In China, the species has been found in several locations within Yunnan Province, including Xishuangbanna Daluo Forest Park, Mengyang Town, and Wild Elephant Valley, at elevations ranging from 592 to 800 meters.

==Description==
Aetius nocturnus is a medium-sized spider. It can be distinguished from related species by several key characteristics: the stalk-like posterior projection on the carapace, the carapace surface covered with numerous hairs forming radiating striae, the slender embolus in males, thick copulatory ducts in females, and wide posterior spermathecae in females.

===Male===
Males have a total length of approximately 6.74 mm, with the carapace measuring 4.17 mm long and 2.56 mm wide. The carapace is black and sub-pentagonal in shape, with a distinctive stalk-like posterior projection. The surface is covered with numerous plumose hairs that form radiating striae patterns. The carapace is widest at the level of the second and third coxae and narrows posteriorly.

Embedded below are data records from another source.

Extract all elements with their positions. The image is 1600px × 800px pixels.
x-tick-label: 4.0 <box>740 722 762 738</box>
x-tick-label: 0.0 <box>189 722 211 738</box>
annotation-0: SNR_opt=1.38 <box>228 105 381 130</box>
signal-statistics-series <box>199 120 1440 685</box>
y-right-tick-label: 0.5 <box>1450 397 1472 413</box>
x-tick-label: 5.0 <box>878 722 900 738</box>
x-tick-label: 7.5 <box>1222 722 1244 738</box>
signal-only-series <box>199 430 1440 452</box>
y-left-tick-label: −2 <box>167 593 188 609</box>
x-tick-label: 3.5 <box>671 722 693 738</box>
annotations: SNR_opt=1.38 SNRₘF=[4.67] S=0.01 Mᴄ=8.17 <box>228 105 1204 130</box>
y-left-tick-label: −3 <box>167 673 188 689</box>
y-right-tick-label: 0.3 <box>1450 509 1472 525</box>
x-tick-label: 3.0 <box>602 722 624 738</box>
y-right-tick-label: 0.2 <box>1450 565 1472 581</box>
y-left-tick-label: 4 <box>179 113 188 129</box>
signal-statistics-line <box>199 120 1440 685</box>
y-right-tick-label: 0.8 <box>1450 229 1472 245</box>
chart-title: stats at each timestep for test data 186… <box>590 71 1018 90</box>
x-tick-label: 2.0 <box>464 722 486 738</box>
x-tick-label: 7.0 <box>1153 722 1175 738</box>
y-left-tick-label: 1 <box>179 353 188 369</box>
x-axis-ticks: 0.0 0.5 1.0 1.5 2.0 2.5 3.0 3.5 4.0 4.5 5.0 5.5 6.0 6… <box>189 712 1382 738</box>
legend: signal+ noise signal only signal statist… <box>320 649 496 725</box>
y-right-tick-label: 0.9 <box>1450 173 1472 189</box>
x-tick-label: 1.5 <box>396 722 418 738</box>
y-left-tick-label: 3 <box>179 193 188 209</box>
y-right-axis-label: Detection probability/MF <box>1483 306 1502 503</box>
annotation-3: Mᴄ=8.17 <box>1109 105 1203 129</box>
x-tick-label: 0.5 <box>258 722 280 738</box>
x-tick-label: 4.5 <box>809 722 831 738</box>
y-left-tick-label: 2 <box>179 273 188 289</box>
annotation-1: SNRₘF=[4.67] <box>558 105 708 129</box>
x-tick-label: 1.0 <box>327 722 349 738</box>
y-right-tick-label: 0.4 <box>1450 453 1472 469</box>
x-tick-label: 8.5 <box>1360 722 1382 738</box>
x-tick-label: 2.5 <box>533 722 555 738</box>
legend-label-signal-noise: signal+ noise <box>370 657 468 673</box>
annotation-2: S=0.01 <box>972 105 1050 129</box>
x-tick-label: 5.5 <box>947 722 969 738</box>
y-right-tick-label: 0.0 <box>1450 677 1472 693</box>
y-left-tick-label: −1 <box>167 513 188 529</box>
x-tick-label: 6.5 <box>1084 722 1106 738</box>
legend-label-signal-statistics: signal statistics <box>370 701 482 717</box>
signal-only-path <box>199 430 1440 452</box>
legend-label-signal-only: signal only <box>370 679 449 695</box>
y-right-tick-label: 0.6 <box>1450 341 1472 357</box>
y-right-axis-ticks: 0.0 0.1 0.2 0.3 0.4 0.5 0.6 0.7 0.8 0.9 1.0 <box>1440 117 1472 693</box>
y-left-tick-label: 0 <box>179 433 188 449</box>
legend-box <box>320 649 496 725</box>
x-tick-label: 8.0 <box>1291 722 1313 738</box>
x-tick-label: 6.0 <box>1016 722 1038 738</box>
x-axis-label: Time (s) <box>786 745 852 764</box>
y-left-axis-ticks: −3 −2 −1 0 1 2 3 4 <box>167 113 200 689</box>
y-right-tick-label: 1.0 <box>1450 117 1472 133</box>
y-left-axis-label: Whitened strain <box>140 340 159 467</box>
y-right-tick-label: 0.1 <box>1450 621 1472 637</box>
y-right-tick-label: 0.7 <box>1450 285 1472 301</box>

The legs are orange-red in color, with the retrolateral surfaces of the first and second femora, as well as the third and fourth femora, being black. The abdomen is black and oval-shaped with a medial constriction on the dorsal surface. It is covered with short plumose hairs and features a tuft of long white hairs at the posterior end. A large dorsal scutum nearly covers the entire abdomen.

===Female===
Females are slightly larger than males, with a total length of about 8.38 mm. The carapace measures 4.52 mm long and 2.70 mm wide. Females share similar coloration and structural features with males, though the abdomen is nearly round rather than oval. The legs are orange-red with black third and fourth femora.

The epigyne is simple and strongly sclerotised, with copulatory openings situated laterally in the posterior portion of the epigastric plate. The copulatory ducts are thick and connect to wide posterior spermathecae.